My grandfather died a month and a half ago, at the end of May 2013, at the age of 95. He was a World War II veteran. It's incredible to think about all the things that happened during the span of his lifetime.
And then I read The Last of the Doughboys: The Forgotten Generation and Their Forgotten World War by Richard Rubin. Over the decade or so before this book was published in 2013, Rubin managed to find remaining members of my grandfather's parents' generation, all over 100 years old, and interview them about their service in the military and government during World War I. For Americans, the First World War, at the time "The War to End All Wars," is usually overshadowed by the Second World War, since the U.S. was in WWII a longer time and had American territory directly attacked. The Last of the Doughboys does a very good job of bringing focus back to the earlier world war, fought during the earliest years of modern technology (for example, one of the interviewees recalls delivering belts of ammunition to machine gun emplacements -- using a mule-drawn wagon). It's amazing to get personal perspectives on everything from trench warfare to race relations a century ago from people who were there, and were old enough in 1917-8 to fight or work but still lived into the age of cellphones and the Internet. (Rubin notes that he would never have been able to track down as many living veterans as he did without Internet resources, particularly lists from a French government program started in the 1990s to honor Americans who served on French soil).

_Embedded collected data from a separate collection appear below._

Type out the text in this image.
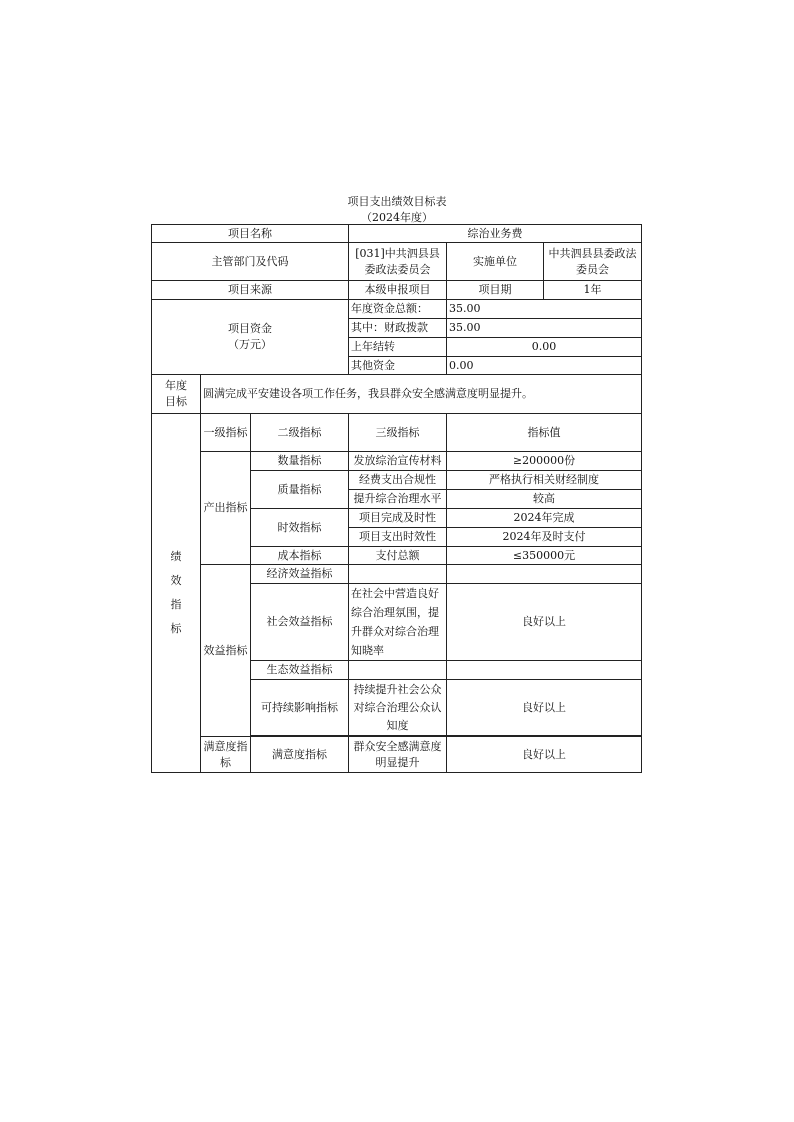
项目支出绩效目标表
（2024年度）
项目名称			综治业务费		
主管部门及代码			[031]中共泗县县委政法委员会	实施单位	中共泗县县委政法委员会
项目来源			本级申报项目	项目期	1年

项目资金
（万元）			年度资金总额：	35.00	
			其中：财政拨款	35.00	
			上年结转	0.00	
			其他资金	0.00	

年度
目标	圆满完成平安建设各项工作任务，我县群众安全感满意度明显提升。				

绩
效
指
标	一级指标	二级指标	三级指标	指标值	
	产出指标	数量指标	发放综治宣传材料	≥200000份	
		质量指标	经费支出合规性	严格执行相关财经制度	
			提升综合治理水平	较高	
		时效指标	项目完成及时性	2024年完成	
			项目支出时效性	2024年及时支付	
		成本指标	支付总额	≤350000元	
	效益指标	经济效益指标			
		社会效益指标	在社会中营造良好综合治理氛围，提升群众对综合治理知晓率	良好以上	
		生态效益指标			
		可持续影响指标	持续提升社会公众对综合治理公众认知度	良好以上	

	满意度指标	满意度指标	群众安全感满意度明显提升	良好以上	
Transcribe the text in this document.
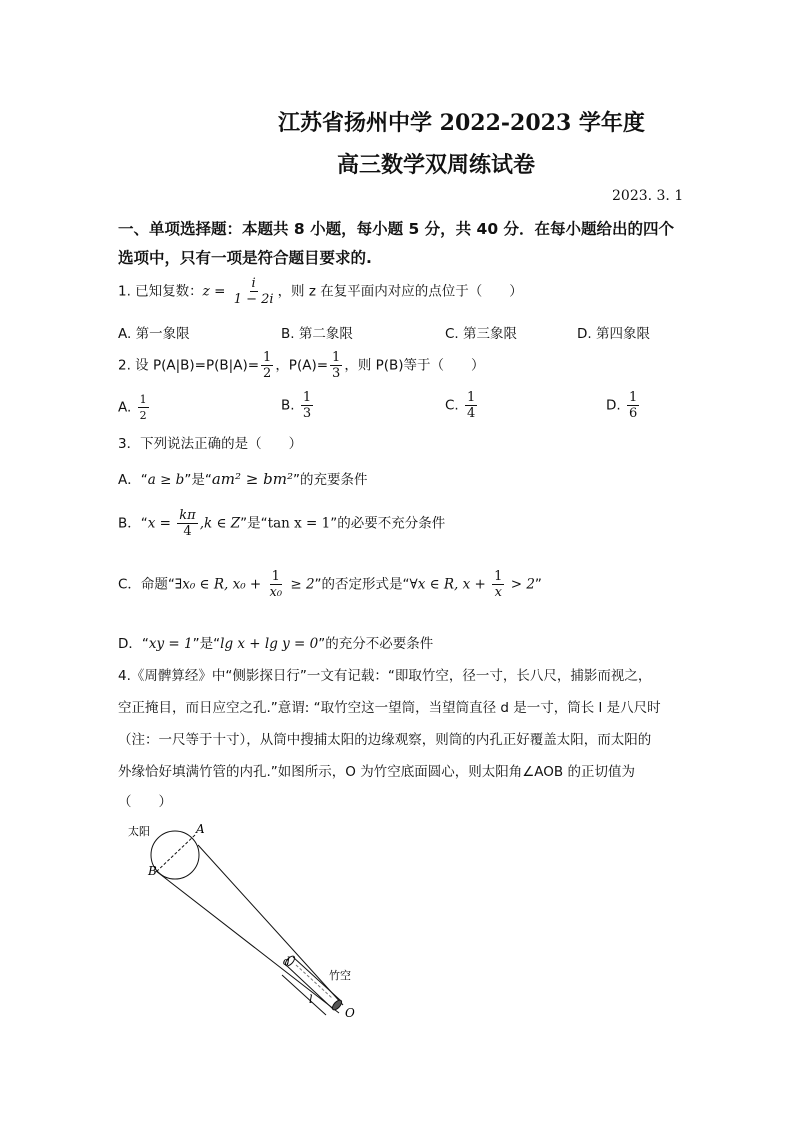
江苏省扬州中学 2022-2023 学年度
高三数学双周练试卷
2023. 3. 1
一、单项选择题：本题共 8 小题，每小题 5 分，共 40 分．在每小题给出的四个
选项中，只有一项是符合题目要求的.
1. 已知复数：$z = \frac{i}{1 - 2i}$ ，则 z 在复平面内对应的点位于（　　）
A. 第一象限	B. 第二象限	C. 第三象限	D. 第四象限
2. 设 $P(A|B)=P(B|A)= \frac{1}{2}$ ，$P(A)= \frac{1}{3}$ ，则 P(B)等于（　　）
A. $\frac{1}{2}$	B. $\frac{1}{3}$	C. $\frac{1}{4}$	D. $\frac{1}{6}$
3．下列说法正确的是（　　）
A．“a ≥ b”是“am² ≥ bm²”的充要条件
B．“$x = \frac{k\pi}{4} ,k$ ∈ Z”是“tan x = 1”的必要不充分条件
C．命题“∃x₀ ∈ R, $x_0 + \frac{1}{\text{x₀}} \ge 2$”的否定形式是“∀x ∈ R, $x + \frac{1}{x} > 2$”
D．“xy = 1”是“lg x + lg y = 0”的充分不必要条件
4.《周髀算经》中“侧影探日行”一文有记载：“即取竹空，径一寸，长八尺，捕影而视之，
空正掩目，而日应空之孔.”意谓: “取竹空这一望筒，当望筒直径 d 是一寸，筒长 l 是八尺时
（注：一尺等于十寸），从筒中搜捕太阳的边缘观察，则筒的内孔正好覆盖太阳，而太阳的
外缘恰好填满竹管的内孔.”如图所示，O 为竹空底面圆心，则太阳角∠AOB 的正切值为
（　　）
太阳	A
B
d
竹空
l
O
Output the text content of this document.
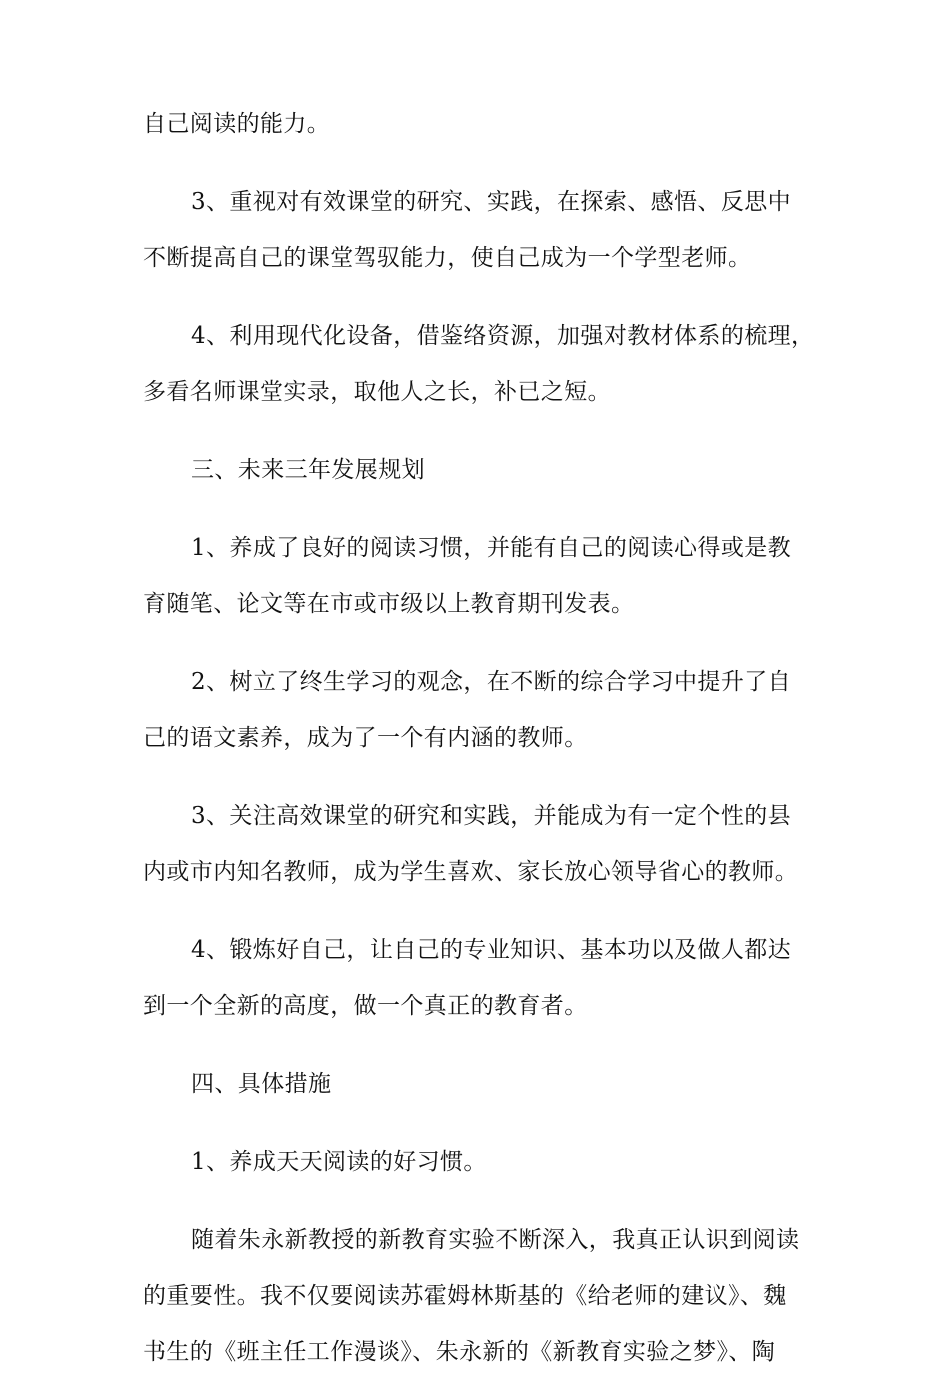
自己阅读的能力。
3、重视对有效课堂的研究、实践，在探索、感悟、反思中
不断提高自己的课堂驾驭能力，使自己成为一个学型老师。
4、利用现代化设备，借鉴络资源，加强对教材体系的梳理，
多看名师课堂实录，取他人之长，补已之短。
三、未来三年发展规划
1、养成了良好的阅读习惯，并能有自己的阅读心得或是教
育随笔、论文等在市或市级以上教育期刊发表。
2、树立了终生学习的观念，在不断的综合学习中提升了自
己的语文素养，成为了一个有内涵的教师。
3、关注高效课堂的研究和实践，并能成为有一定个性的县
内或市内知名教师，成为学生喜欢、家长放心领导省心的教师。
4、锻炼好自己，让自己的专业知识、基本功以及做人都达
到一个全新的高度，做一个真正的教育者。
四、具体措施
1、养成天天阅读的好习惯。
随着朱永新教授的新教育实验不断深入，我真正认识到阅读
的重要性。我不仅要阅读苏霍姆林斯基的《给老师的建议》、魏
书生的《班主任工作漫谈》、朱永新的《新教育实验之梦》、陶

There's also a fair amount of non-interview historical material which is also very interesting, particularly the sampling of sheet music art and lyrics for patriotic songs of World War I (and some less patriotic ones from immediately before the war). The book also covers stories such as those of the "Yeomanettes," women who were able to serve as members of the Navy (though doing work on land) during the war, and the treatment of war veterans after the end of the war and particularly during the Depression. In short, it covers a lot of ground, but this does a good job of introducing current readers to times that should not be forgotten, and providing a tribute to the individual people who fought or worked behind the lines in this important juncture of history.